[I left this comment on a very good post on Halden’s blog — see here — but nobody seems to be talking about much over there and I’m curious to hear what others think of this idea, so I’m reposting it here (I also felt like it said some things I have been wanting to put into words for awhile). Feel free to disagree… or not.]
It seems to me that you trying to look but taking back what you see at the same time. While trying to confront the severity of hope, it seems as though you still end up blunting the confrontation in a number of ways. Of course, that’s how things used to be for me as well, when I first started encountering the context of hopelessness and godforsakenness. Spend some more time there (if I may be so bold as to presume to speak this way) and this is what you will find:
Hope will stop crying out. Hope will stop dancing. Hope will not be appeased by any word or Word. The context of hopelessness and godforsakenness can cut out your tongue, cut off your feet, and make you deaf.

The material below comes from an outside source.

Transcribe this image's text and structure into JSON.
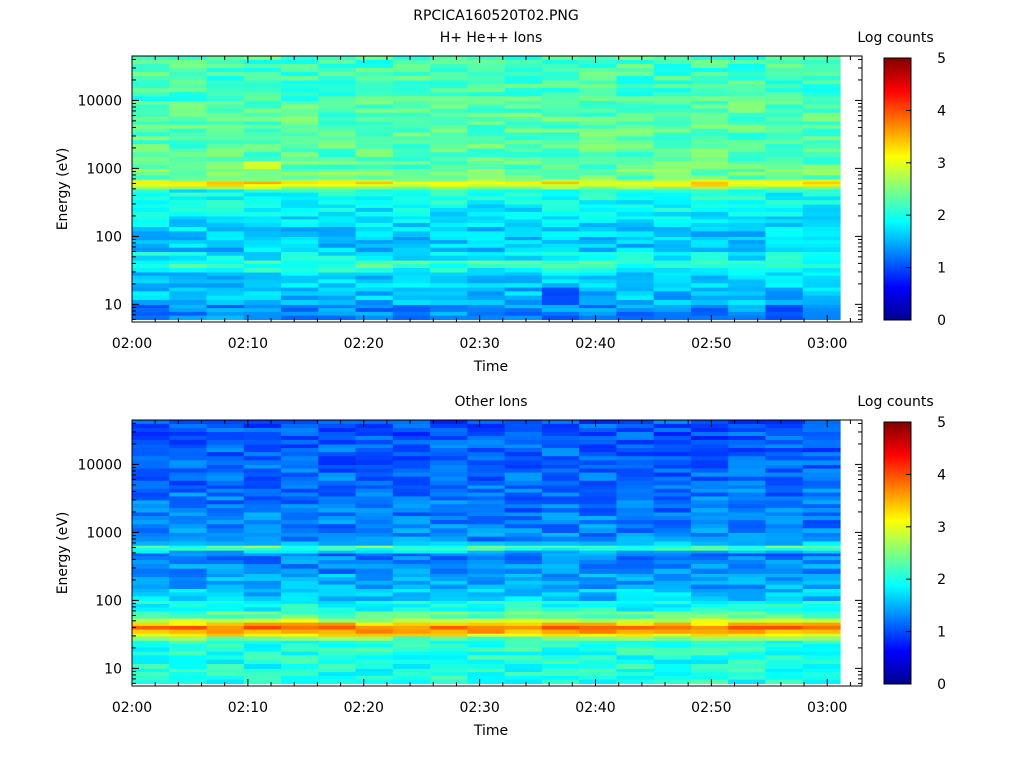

In the end, hope is simply the decision to remain alive. To not kill one’s self. That’s all.
No matter how a person chooses to stay alive (with the assistance of drugs or alcohol, by lashing out at others, by slashing his or her own body, etc.), all of these lives are the embodiment of hope, precisely in the way that they are lived, for as long as a person chooses not to die.
Some say that “where there’s life there’s hope” and take that to mean that things could be better, things could change, God could intervene, you never know what might happen… I take it to mean that choosing to remain alive, in one’s unchanging circumstances, and not choosing Death, is the most audacious act of hope there is.